One of the main tools for working within the financial market is the international economic calendar for advanced traders. It reflects the most important macroeconomic indicators (events in different countries, the planned time of news, analytical forecasts, and previous values) that affect the quotations of major and correlated assets. The economic events’ international calendar contains everything necessary for fundamental analysis and trade on news. It will also be useful for traders avoiding news price fluctuations, to determine the greatest volatility period, when entry within the market is fraught with high risks, and building a trading strategy free from the news background.
The way of the international economic calendar’s usage
Like any other tool, the calendar of economic events stands in need of rational usage. With the ability to navigate within such a calendar quickly, you can significantly improve the efficiency of trade. Regardless of whether you trade or avoid news, open the economic news’ calendar before the beginning of each trading session and pay attention to the planned event’s time. By default, it is reflected in GMT, so if necessary (in case of manual configuration), for convenience, change the current time to a more appropriate one by specifying the corresponding time zone. The next point to pay attention to when analyzing the international economic calendar is the country where the report is published, the currency associated with it and the correlating assets.
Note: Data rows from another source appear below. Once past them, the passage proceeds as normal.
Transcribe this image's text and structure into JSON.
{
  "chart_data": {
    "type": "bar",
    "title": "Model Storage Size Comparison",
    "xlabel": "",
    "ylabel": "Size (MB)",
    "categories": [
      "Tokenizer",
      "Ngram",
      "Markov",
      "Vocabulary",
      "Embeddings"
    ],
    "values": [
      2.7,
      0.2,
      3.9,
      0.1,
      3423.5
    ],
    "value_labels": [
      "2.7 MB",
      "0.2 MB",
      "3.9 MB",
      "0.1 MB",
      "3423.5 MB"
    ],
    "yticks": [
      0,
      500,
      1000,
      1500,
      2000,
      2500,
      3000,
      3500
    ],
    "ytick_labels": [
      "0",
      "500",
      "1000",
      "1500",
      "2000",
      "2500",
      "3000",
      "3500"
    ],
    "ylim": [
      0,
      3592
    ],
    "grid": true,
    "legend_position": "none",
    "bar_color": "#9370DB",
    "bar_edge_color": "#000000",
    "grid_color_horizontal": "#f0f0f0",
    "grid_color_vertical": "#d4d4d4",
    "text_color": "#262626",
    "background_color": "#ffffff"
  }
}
The importance of an event is measured by the labels’ number (bullheads) standing next to its name. The more labels, the more significant the news and the greater the impact it has on market quotes. For trading, events with a three-digit degree of significance are more often used, less often with a two-digit degree. However, a series of minor news planned simultaneously or immediately after each other, can also provoke price surges on the charts. It is difficult to monitor all the indications, and it is not required. Sufficientlyset up a calendar of economic news on Forex to display only important events or to separately write out for one’s own the exit time:
- "beige books";
- Report on GDP;
- Employment’s report within the manufacturing or agricultural sector;
- CPI (consumer price index);
- Counting applications for unemployment;
- Announce interest rates of central banks;
- Report on construction;
- Stocks of crude oil;
- Consumer’s level of confidence;
- The index of industrial production, etc.
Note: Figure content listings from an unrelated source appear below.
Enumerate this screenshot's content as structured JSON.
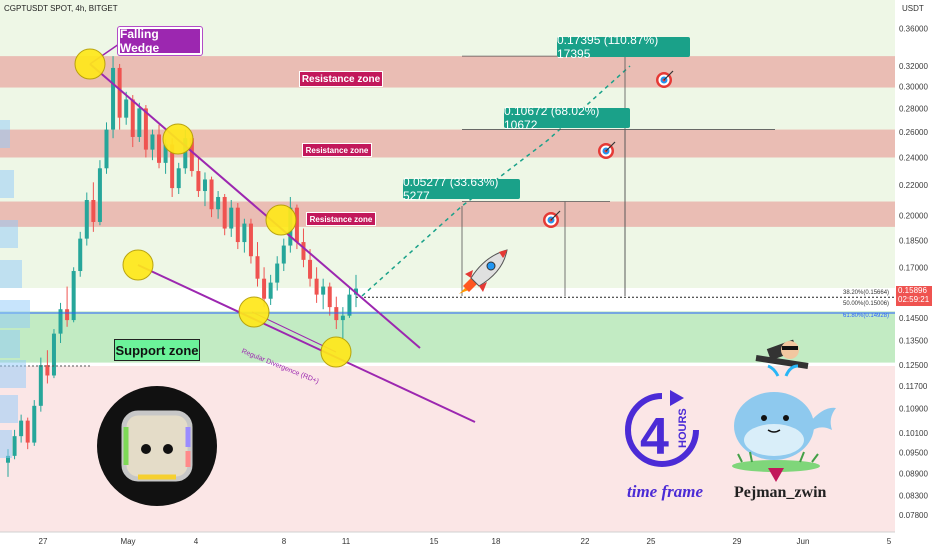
{
  "header": {
    "symbol": "CGPTUSDT SPOT, 4h, BITGET",
    "currency": "USDT"
  },
  "price_badge": {
    "price": "0.15896",
    "countdown": "02:59:21"
  },
  "annotations": {
    "pattern": "Falling Wedge",
    "resistance_1": "Resistance zone",
    "resistance_2": "Resistance zone",
    "resistance_3": "Resistance zone",
    "support": "Support zone",
    "target_1": "0.05277 (33.63%) 5277",
    "target_2": "0.10672 (68.02%) 10672",
    "target_3": "0.17395 (110.87%) 17395",
    "divergence": "Regular Divergence (RD+)",
    "fib_382": "38.20%(0.15664)",
    "fib_50": "50.00%(0.15006)",
    "fib_618": "61.80%(0.14928)",
    "timeframe_number": "4",
    "timeframe_unit": "HOURS",
    "timeframe_text": "time frame",
    "author": "Pejman_zwin"
  },
  "colors": {
    "wedge_line": "#9c27b0",
    "resistance_fill": "#e8a9a3",
    "support_fill": "#b7e8b8",
    "target_box": "#1aa189",
    "bullish_candle": "#26a69a",
    "bearish_candle": "#ef5350",
    "current_price_line": "#2962ff",
    "projection_line": "#1aa189"
  },
  "icons": [
    "rocket-icon",
    "target-icon",
    "target-icon",
    "target-icon",
    "clock-icon",
    "whale-icon",
    "logo-icon"
  ],
  "chart_data": {
    "type": "candlestick",
    "title": "CGPTUSDT SPOT, 4h, BITGET",
    "ylabel": "USDT",
    "ylim": [
      0.074,
      0.372
    ],
    "y_scale": "log",
    "y_ticks": [
      "0.36000",
      "0.32000",
      "0.30000",
      "0.28000",
      "0.26000",
      "0.24000",
      "0.22000",
      "0.20000",
      "0.18500",
      "0.17000",
      "0.15896",
      "0.14500",
      "0.13500",
      "0.12500",
      "0.11700",
      "0.10900",
      "0.10100",
      "0.09500",
      "0.08900",
      "0.08300",
      "0.07800"
    ],
    "x_ticks": [
      "27",
      "May",
      "4",
      "8",
      "11",
      "15",
      "18",
      "22",
      "25",
      "29",
      "Jun",
      "5"
    ],
    "last_price": 0.15896,
    "zones": [
      {
        "name": "Resistance zone",
        "low": 0.299,
        "high": 0.33
      },
      {
        "name": "Resistance zone",
        "low": 0.24,
        "high": 0.262
      },
      {
        "name": "Resistance zone",
        "low": 0.193,
        "high": 0.209
      },
      {
        "name": "Support zone",
        "low": 0.126,
        "high": 0.148
      }
    ],
    "targets": [
      {
        "label": "0.05277 (33.63%) 5277",
        "price": 0.209
      },
      {
        "label": "0.10672 (68.02%) 10672",
        "price": 0.262
      },
      {
        "label": "0.17395 (110.87%) 17395",
        "price": 0.33
      }
    ],
    "fib_levels": [
      {
        "label": "38.20%",
        "price": 0.15664
      },
      {
        "label": "50.00%",
        "price": 0.15006
      },
      {
        "label": "61.80%",
        "price": 0.14928
      }
    ],
    "candles_ohlc": [
      [
        0.092,
        0.096,
        0.088,
        0.094
      ],
      [
        0.094,
        0.102,
        0.093,
        0.1
      ],
      [
        0.1,
        0.107,
        0.098,
        0.105
      ],
      [
        0.105,
        0.106,
        0.096,
        0.098
      ],
      [
        0.098,
        0.112,
        0.097,
        0.11
      ],
      [
        0.11,
        0.128,
        0.108,
        0.125
      ],
      [
        0.125,
        0.131,
        0.118,
        0.121
      ],
      [
        0.121,
        0.14,
        0.12,
        0.138
      ],
      [
        0.138,
        0.152,
        0.134,
        0.149
      ],
      [
        0.149,
        0.16,
        0.141,
        0.144
      ],
      [
        0.144,
        0.17,
        0.143,
        0.168
      ],
      [
        0.168,
        0.19,
        0.165,
        0.186
      ],
      [
        0.186,
        0.215,
        0.182,
        0.21
      ],
      [
        0.21,
        0.222,
        0.19,
        0.196
      ],
      [
        0.196,
        0.238,
        0.194,
        0.232
      ],
      [
        0.232,
        0.268,
        0.228,
        0.262
      ],
      [
        0.262,
        0.33,
        0.255,
        0.318
      ],
      [
        0.318,
        0.322,
        0.262,
        0.272
      ],
      [
        0.272,
        0.295,
        0.266,
        0.288
      ],
      [
        0.288,
        0.292,
        0.248,
        0.256
      ],
      [
        0.256,
        0.285,
        0.252,
        0.28
      ],
      [
        0.28,
        0.283,
        0.24,
        0.246
      ],
      [
        0.246,
        0.262,
        0.238,
        0.258
      ],
      [
        0.258,
        0.266,
        0.232,
        0.236
      ],
      [
        0.236,
        0.254,
        0.228,
        0.25
      ],
      [
        0.25,
        0.255,
        0.212,
        0.218
      ],
      [
        0.218,
        0.236,
        0.214,
        0.232
      ],
      [
        0.232,
        0.262,
        0.228,
        0.255
      ],
      [
        0.255,
        0.258,
        0.226,
        0.23
      ],
      [
        0.23,
        0.24,
        0.212,
        0.216
      ],
      [
        0.216,
        0.229,
        0.206,
        0.224
      ],
      [
        0.224,
        0.226,
        0.199,
        0.204
      ],
      [
        0.204,
        0.216,
        0.198,
        0.212
      ],
      [
        0.212,
        0.214,
        0.188,
        0.192
      ],
      [
        0.192,
        0.21,
        0.187,
        0.205
      ],
      [
        0.205,
        0.208,
        0.18,
        0.184
      ],
      [
        0.184,
        0.198,
        0.178,
        0.195
      ],
      [
        0.195,
        0.198,
        0.172,
        0.176
      ],
      [
        0.176,
        0.184,
        0.16,
        0.164
      ],
      [
        0.164,
        0.17,
        0.15,
        0.154
      ],
      [
        0.154,
        0.166,
        0.151,
        0.162
      ],
      [
        0.162,
        0.176,
        0.158,
        0.172
      ],
      [
        0.172,
        0.186,
        0.168,
        0.182
      ],
      [
        0.182,
        0.212,
        0.178,
        0.205
      ],
      [
        0.205,
        0.207,
        0.18,
        0.184
      ],
      [
        0.184,
        0.192,
        0.17,
        0.174
      ],
      [
        0.174,
        0.18,
        0.16,
        0.164
      ],
      [
        0.164,
        0.17,
        0.152,
        0.156
      ],
      [
        0.156,
        0.164,
        0.149,
        0.16
      ],
      [
        0.16,
        0.162,
        0.146,
        0.15
      ],
      [
        0.15,
        0.155,
        0.14,
        0.144
      ],
      [
        0.144,
        0.15,
        0.136,
        0.146
      ],
      [
        0.146,
        0.16,
        0.145,
        0.156
      ],
      [
        0.156,
        0.166,
        0.15,
        0.159
      ]
    ]
  }
}
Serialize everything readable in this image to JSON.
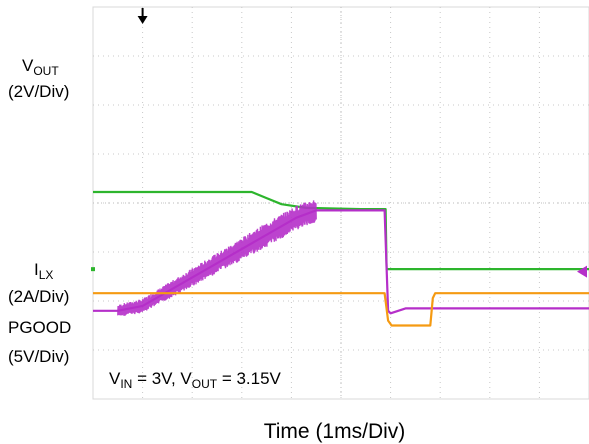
{
  "chart_data": {
    "type": "line",
    "title": "",
    "xlabel": "Time (1ms/Div)",
    "condition": {
      "vin_prefix": "V",
      "vin_sub": "IN",
      "vin_value": " = 3V, ",
      "vout_prefix": "V",
      "vout_sub": "OUT",
      "vout_value": " = 3.15V"
    },
    "grid": true,
    "xlim": [
      0,
      10
    ],
    "divisions": {
      "x": 10,
      "y": 8
    },
    "series": [
      {
        "key": "vout",
        "name_prefix": "V",
        "name_sub": "OUT",
        "scale": "(2V/Div)",
        "unit": "V",
        "color": "#2db52d",
        "ylim": [
          -5.3,
          10.7
        ],
        "x": [
          0,
          3.2,
          3.5,
          3.8,
          4.3,
          5.4,
          5.9,
          5.92,
          10
        ],
        "y": [
          3.15,
          3.15,
          2.9,
          2.65,
          2.5,
          2.45,
          2.45,
          0,
          0
        ]
      },
      {
        "key": "ilx",
        "name_prefix": "I",
        "name_sub": "LX",
        "scale": "(2A/Div)",
        "unit": "A",
        "color": "#b52fc9",
        "ylim": [
          -3.6,
          12.4
        ],
        "x": [
          0,
          0.5,
          1.0,
          4.1,
          4.5,
          5.88,
          5.95,
          6.0,
          6.3,
          10
        ],
        "y": [
          0,
          0,
          0.2,
          3.8,
          4.1,
          4.1,
          0,
          -0.1,
          0.1,
          0.1
        ]
      },
      {
        "key": "pgood",
        "name_prefix": "PGOOD",
        "name_sub": "",
        "scale": "(5V/Div)",
        "unit": "V",
        "color": "#f59a12",
        "ylim": [
          -7.5,
          32.5
        ],
        "x": [
          0,
          5.88,
          5.95,
          6.02,
          6.8,
          6.85,
          6.9,
          10
        ],
        "y": [
          3.3,
          3.3,
          0.5,
          0,
          0,
          2.8,
          3.3,
          3.3
        ]
      }
    ]
  }
}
How to spell out the forecasts of the economic calendar correctly
Considering the global economic calendar, the trader should understand which data and the way to analyze in order to make a forecast of the subsequent price movement. For a detailed review of the event, just click its name. The trader should note, if there are certain expectations, then there are players who are ready to make money for them. Not in vain shortly before the release of the actual value of the news, quotes are already beginning to move in the direction of investors' expectations.
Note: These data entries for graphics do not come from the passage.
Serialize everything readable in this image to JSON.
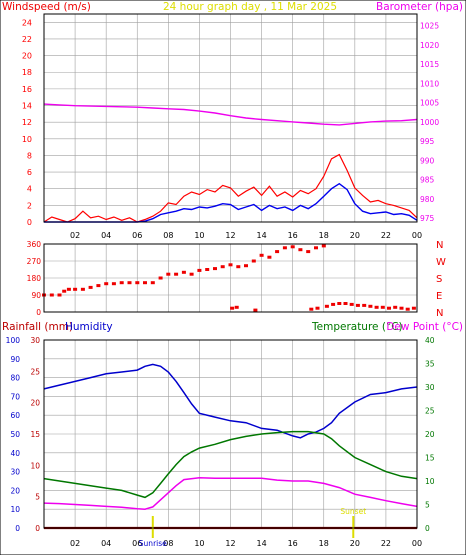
{
  "colors": {
    "wind_gust": "#ff0000",
    "wind_avg": "#0000ee",
    "barometer": "#ee00ee",
    "direction": "#ee0000",
    "humidity": "#0000cc",
    "temperature": "#007700",
    "dew_point": "#ee00ee",
    "rainfall": "#880000",
    "sun_marker": "#dddd00",
    "grid": "#a0a0a0",
    "frame": "#000000"
  },
  "chart_data": [
    {
      "type": "line",
      "title": "24 hour graph day , 11 Mar 2025",
      "ylabel": "Windspeed (m/s)",
      "y2label": "Barometer (hpa)",
      "x_ticks": [
        "02",
        "04",
        "06",
        "08",
        "10",
        "12",
        "14",
        "16",
        "18",
        "20",
        "22",
        "00"
      ],
      "y_ticks": [
        "0",
        "2",
        "4",
        "6",
        "8",
        "10",
        "12",
        "14",
        "16",
        "18",
        "20",
        "22",
        "24"
      ],
      "y2_ticks": [
        "975",
        "980",
        "985",
        "990",
        "995",
        "1000",
        "1005",
        "1010",
        "1015",
        "1020",
        "1025"
      ],
      "xlim": [
        0,
        24
      ],
      "ylim": [
        0,
        25
      ],
      "y2lim": [
        974,
        1028
      ],
      "grid": true,
      "series": [
        {
          "key": "barometer",
          "axis": "right",
          "x": [
            0,
            1,
            2,
            3,
            4,
            5,
            6,
            7,
            8,
            9,
            10,
            11,
            12,
            13,
            14,
            15,
            16,
            17,
            18,
            19,
            20,
            21,
            22,
            23,
            24
          ],
          "values": [
            1004.6,
            1004.4,
            1004.2,
            1004.1,
            1004.0,
            1003.9,
            1003.8,
            1003.6,
            1003.4,
            1003.2,
            1002.8,
            1002.3,
            1001.6,
            1001.0,
            1000.6,
            1000.3,
            1000.0,
            999.7,
            999.4,
            999.2,
            999.6,
            1000.0,
            1000.2,
            1000.3,
            1000.6
          ]
        },
        {
          "key": "wind_gust",
          "axis": "left",
          "x": [
            0,
            0.5,
            1,
            1.5,
            2,
            2.5,
            3,
            3.5,
            4,
            4.5,
            5,
            5.5,
            6,
            6.5,
            7,
            7.5,
            8,
            8.5,
            9,
            9.5,
            10,
            10.5,
            11,
            11.5,
            12,
            12.5,
            13,
            13.5,
            14,
            14.5,
            15,
            15.5,
            16,
            16.5,
            17,
            17.5,
            18,
            18.5,
            19,
            19.5,
            20,
            20.5,
            21,
            21.5,
            22,
            22.5,
            23,
            23.5,
            24
          ],
          "values": [
            0,
            0.6,
            0.3,
            0,
            0.4,
            1.3,
            0.5,
            0.7,
            0.3,
            0.6,
            0.2,
            0.5,
            0,
            0.3,
            0.7,
            1.3,
            2.3,
            2.1,
            3.1,
            3.6,
            3.3,
            3.9,
            3.6,
            4.4,
            4.1,
            3.1,
            3.7,
            4.2,
            3.2,
            4.3,
            3.1,
            3.6,
            3.0,
            3.8,
            3.4,
            4.0,
            5.5,
            7.6,
            8.1,
            6.2,
            4.1,
            3.2,
            2.4,
            2.6,
            2.2,
            2.0,
            1.7,
            1.4,
            0.5
          ]
        },
        {
          "key": "wind_avg",
          "axis": "left",
          "x": [
            0,
            1,
            2,
            3,
            4,
            5,
            6,
            6.5,
            7,
            7.5,
            8,
            8.5,
            9,
            9.5,
            10,
            10.5,
            11,
            11.5,
            12,
            12.5,
            13,
            13.5,
            14,
            14.5,
            15,
            15.5,
            16,
            16.5,
            17,
            17.5,
            18,
            18.5,
            19,
            19.5,
            20,
            20.5,
            21,
            21.5,
            22,
            22.5,
            23,
            23.5,
            24
          ],
          "values": [
            0,
            0,
            0,
            0,
            0,
            0,
            0,
            0.1,
            0.4,
            0.9,
            1.1,
            1.3,
            1.6,
            1.5,
            1.8,
            1.7,
            1.9,
            2.2,
            2.1,
            1.5,
            1.8,
            2.1,
            1.4,
            2.0,
            1.6,
            1.8,
            1.4,
            2.0,
            1.6,
            2.2,
            3.1,
            4.0,
            4.6,
            3.9,
            2.2,
            1.3,
            1.0,
            1.1,
            1.2,
            0.9,
            1.0,
            0.8,
            0.2
          ]
        }
      ]
    },
    {
      "type": "scatter",
      "title": "",
      "ylabel": "",
      "x_ticks": [
        "02",
        "04",
        "06",
        "08",
        "10",
        "12",
        "14",
        "16",
        "18",
        "20",
        "22",
        "00"
      ],
      "y_ticks": [
        "0",
        "90",
        "180",
        "270",
        "360"
      ],
      "compass_labels": [
        "N",
        "W",
        "S",
        "E",
        "N"
      ],
      "xlim": [
        0,
        24
      ],
      "ylim": [
        0,
        360
      ],
      "grid": true,
      "series": [
        {
          "key": "direction",
          "x": [
            0,
            0.5,
            1,
            1.3,
            1.6,
            2,
            2.5,
            3,
            3.5,
            4,
            4.5,
            5,
            5.5,
            6,
            6.5,
            7,
            7.5,
            8,
            8.5,
            9,
            9.5,
            10,
            10.5,
            11,
            11.5,
            12,
            12.5,
            13,
            13.5,
            14,
            14.5,
            15,
            15.5,
            16,
            16.5,
            17,
            17.5,
            18,
            12.1,
            12.4,
            13.6,
            17.2,
            17.6,
            18.2,
            18.6,
            19,
            19.4,
            19.8,
            20.2,
            20.6,
            21,
            21.4,
            21.8,
            22.2,
            22.6,
            23,
            23.4,
            23.8
          ],
          "values": [
            90,
            90,
            90,
            110,
            120,
            120,
            120,
            130,
            140,
            150,
            150,
            155,
            155,
            155,
            155,
            155,
            180,
            200,
            200,
            210,
            200,
            220,
            225,
            230,
            240,
            250,
            240,
            245,
            270,
            300,
            290,
            320,
            340,
            345,
            330,
            320,
            340,
            350,
            20,
            25,
            10,
            15,
            20,
            30,
            40,
            45,
            45,
            40,
            35,
            35,
            30,
            25,
            25,
            20,
            25,
            20,
            15,
            20
          ]
        }
      ]
    },
    {
      "type": "line",
      "title": "",
      "labels": [
        "Rainfall (mm)",
        "Humidity",
        "Temperature (°C)",
        "Dew Point (°C)"
      ],
      "x_ticks": [
        "02",
        "04",
        "06",
        "08",
        "10",
        "12",
        "14",
        "16",
        "18",
        "20",
        "22",
        "00"
      ],
      "humidity_ticks": [
        "0",
        "10",
        "20",
        "30",
        "40",
        "50",
        "60",
        "70",
        "80",
        "90",
        "100"
      ],
      "rain_ticks": [
        "0",
        "5",
        "10",
        "15",
        "20",
        "25",
        "30"
      ],
      "temp_ticks": [
        "0",
        "5",
        "10",
        "15",
        "20",
        "25",
        "30",
        "35",
        "40"
      ],
      "xlim": [
        0,
        24
      ],
      "humidity_lim": [
        0,
        100
      ],
      "rain_lim": [
        0,
        30
      ],
      "temp_lim": [
        0,
        40
      ],
      "grid": true,
      "annotations": [
        {
          "label": "Sunrise",
          "x": 7.0
        },
        {
          "label": "Sunset",
          "x": 19.9
        }
      ],
      "series": [
        {
          "key": "humidity",
          "axis": "humidity",
          "x": [
            0,
            1,
            2,
            3,
            4,
            5,
            6,
            6.5,
            7,
            7.5,
            8,
            8.5,
            9,
            9.5,
            10,
            11,
            12,
            13,
            14,
            15,
            16,
            16.5,
            17,
            17.5,
            18,
            18.5,
            19,
            20,
            21,
            22,
            23,
            24
          ],
          "values": [
            74,
            76,
            78,
            80,
            82,
            83,
            84,
            86,
            87,
            86,
            83,
            78,
            72,
            66,
            61,
            59,
            57,
            56,
            53,
            52,
            49,
            48,
            50,
            51,
            53,
            56,
            61,
            67,
            71,
            72,
            74,
            75
          ]
        },
        {
          "key": "temperature",
          "axis": "temp",
          "x": [
            0,
            1,
            2,
            3,
            4,
            5,
            6,
            6.5,
            7,
            7.5,
            8,
            8.5,
            9,
            9.5,
            10,
            11,
            12,
            13,
            14,
            15,
            16,
            17,
            18,
            18.5,
            19,
            20,
            21,
            22,
            23,
            24
          ],
          "values": [
            10.5,
            10,
            9.5,
            9,
            8.5,
            8,
            7,
            6.5,
            7.5,
            9.5,
            11.5,
            13.5,
            15.2,
            16.2,
            17,
            17.8,
            18.8,
            19.5,
            20,
            20.3,
            20.5,
            20.5,
            20,
            19,
            17.5,
            15,
            13.5,
            12,
            11,
            10.5
          ]
        },
        {
          "key": "dew_point",
          "axis": "temp",
          "x": [
            0,
            1,
            2,
            3,
            4,
            5,
            6,
            6.5,
            7,
            7.5,
            8,
            8.5,
            9,
            10,
            11,
            12,
            13,
            14,
            15,
            16,
            17,
            18,
            19,
            20,
            21,
            22,
            23,
            24
          ],
          "values": [
            5.3,
            5.2,
            5,
            4.8,
            4.6,
            4.4,
            4.1,
            4,
            4.5,
            6,
            7.5,
            9,
            10.3,
            10.7,
            10.6,
            10.6,
            10.6,
            10.6,
            10.2,
            10,
            10,
            9.5,
            8.6,
            7.2,
            6.5,
            5.8,
            5.2,
            4.6
          ]
        },
        {
          "key": "rainfall",
          "axis": "rain",
          "x": [
            0,
            24
          ],
          "values": [
            0,
            0
          ]
        }
      ]
    }
  ]
}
In advance, it is possible to assume price dynamics by comparing the forecasts of the economic calendar compiled by the world's leading analysts with the previous values of the indicators. But the main impacts on prices still have actual values published at the scheduled time of news release. The numbers above the expected values are indicated in green and indicate the bull market. Indicators below the expected come out "in red" and activate asset sales. The indicators, coinciding with the opinion of analysts, are indicated in black and do not have a significant impact on price fluctuations.